Bertozzi credits this speed, in part, to an academic network of preprint screeners and a new Natural Language Processing tool developed by COVIDScholar, an initiative of UC Berkeley and Lawrence Berkeley National Lab that can quickly scan a large number of preprint repositories and identify relevant items to be peer reviewed. Once two or more reviews are available for a preprint, RR:C19 publishes them on an open access platform in a completely transparent process to make them readily available to journalists writing about promising COVID-19 research and to the public seeking information.
RR:C19 is made possible by a $350,000 grant from the Patrick J. McGovern Foundation and hosted on PubPub, an open-source publishing platform from the Knowledge Futures Group.
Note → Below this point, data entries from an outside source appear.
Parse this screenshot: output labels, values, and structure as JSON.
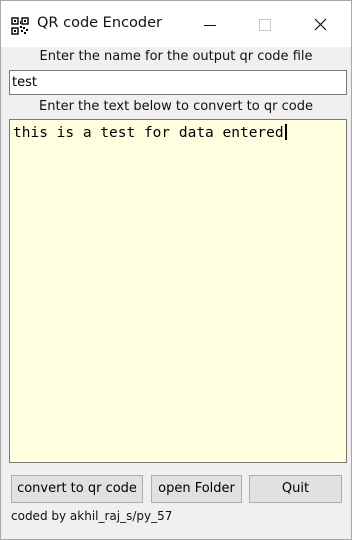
{
  "window": {
    "title": "QR code Encoder",
    "icons": [
      "qr-icon",
      "minimize-icon",
      "maximize-icon",
      "close-icon"
    ]
  },
  "form": {
    "name_label": "Enter the name for the output qr code file",
    "name_value": "test",
    "text_label": "Enter the text below to convert to qr code",
    "text_value": "this is a test for data entered"
  },
  "buttons": {
    "convert": "convert to qr code",
    "open_folder": "open Folder",
    "quit": "Quit"
  },
  "footer": {
    "credits": "coded by akhil_raj_s/py_57"
  },
  "colors": {
    "text_area_bg": "#ffffe0",
    "window_bg": "#f0f0f0"
  }
}
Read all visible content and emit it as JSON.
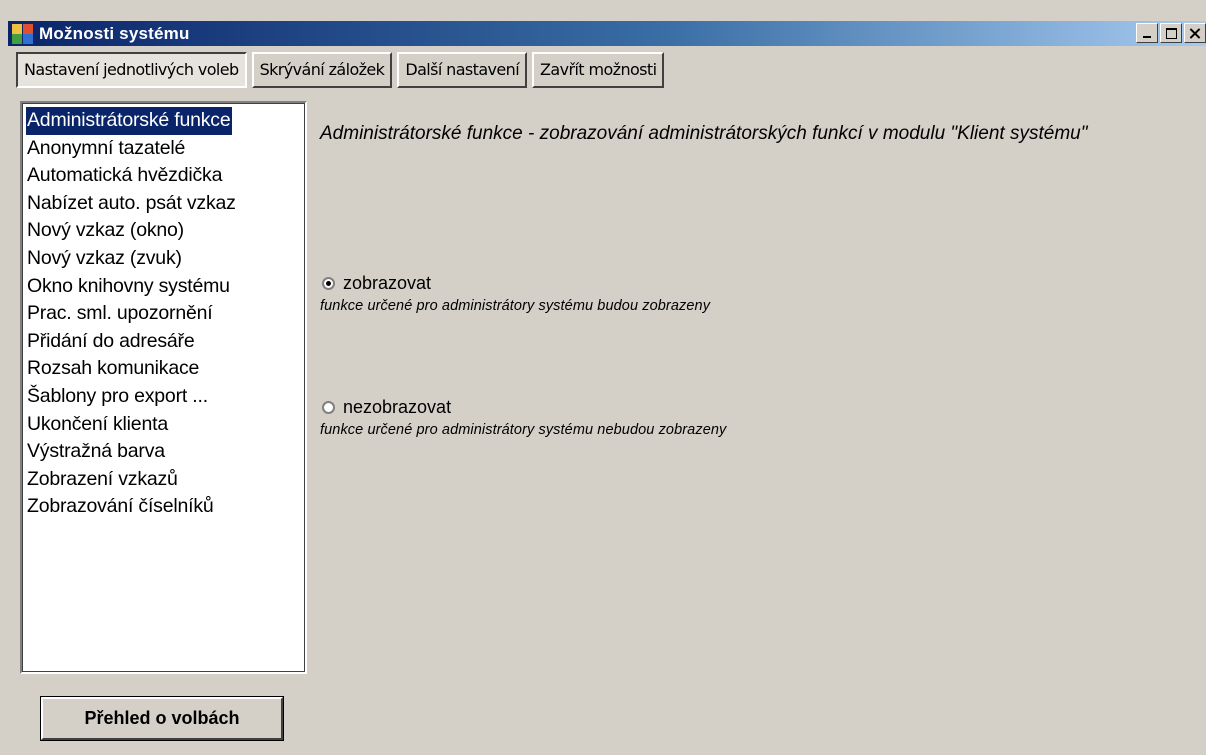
{
  "window": {
    "title": "Možnosti systému",
    "icon": "app-blocks-icon"
  },
  "tabs": [
    {
      "label": "Nastavení jednotlivých voleb",
      "active": true
    },
    {
      "label": "Skrývání záložek",
      "active": false
    },
    {
      "label": "Další nastavení",
      "active": false
    },
    {
      "label": "Zavřít možnosti",
      "active": false
    }
  ],
  "options_list": {
    "selected_index": 0,
    "items": [
      "Administrátorské funkce",
      "Anonymní tazatelé",
      "Automatická hvězdička",
      "Nabízet auto. psát vzkaz",
      "Nový vzkaz (okno)",
      "Nový vzkaz (zvuk)",
      "Okno knihovny systému",
      "Prac. sml. upozornění",
      "Přidání do adresáře",
      "Rozsah komunikace",
      "Šablony pro export ...",
      "Ukončení klienta",
      "Výstražná barva",
      "Zobrazení vzkazů",
      "Zobrazování číselníků"
    ]
  },
  "detail": {
    "description": "Administrátorské funkce - zobrazování administrátorských funkcí v modulu \"Klient systému\"",
    "radio_options": [
      {
        "label": "zobrazovat",
        "note": "funkce určené pro administrátory systému budou zobrazeny",
        "checked": true
      },
      {
        "label": "nezobrazovat",
        "note": "funkce určené pro administrátory systému nebudou zobrazeny",
        "checked": false
      }
    ]
  },
  "footer": {
    "overview_button": "Přehled o volbách"
  }
}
The editorial board for RR:C19 currently includes Paulin Basinga, Gates Foundation; Nancy Birdsall, Center for Global Development; Jeanine Condo, National University of Rwanda; Robert Gallo, University of Maryland School of Medicine, Global Virus Network; Patty Garcia, Cayetano Heredia University, Peru, University of Washington; Dean Jamison, UCSF Institute for Global Health Sciences, Disease Control Priorities Network; Jerome Kim, International Vaccine Institute; Ramanan Laxminarayan, Center for Disease Dynamics, Economics, and Policy, Princeton University; Santiago Levy, The Brookings Institution; Fenyong Liu, UC Berkeley School of Public Health; Felix Masiye, University of Zambia, University of Washington; Jonna Mazet, One Health Institute, UC Davis, UCSF; Michael Merson, Duke University; Art Reingold, UC Berkeley School of Public Health; Shankar Sastry, UC Berkeley; Mauro Schechter, Federal University of Rio de Janeiro, University of Pittsburgh, Johns Hopkins University; and Kathleen Sikkema, Columbia University School of Public Health. RR:C19 is actively recruiting potential reviewers and contributors.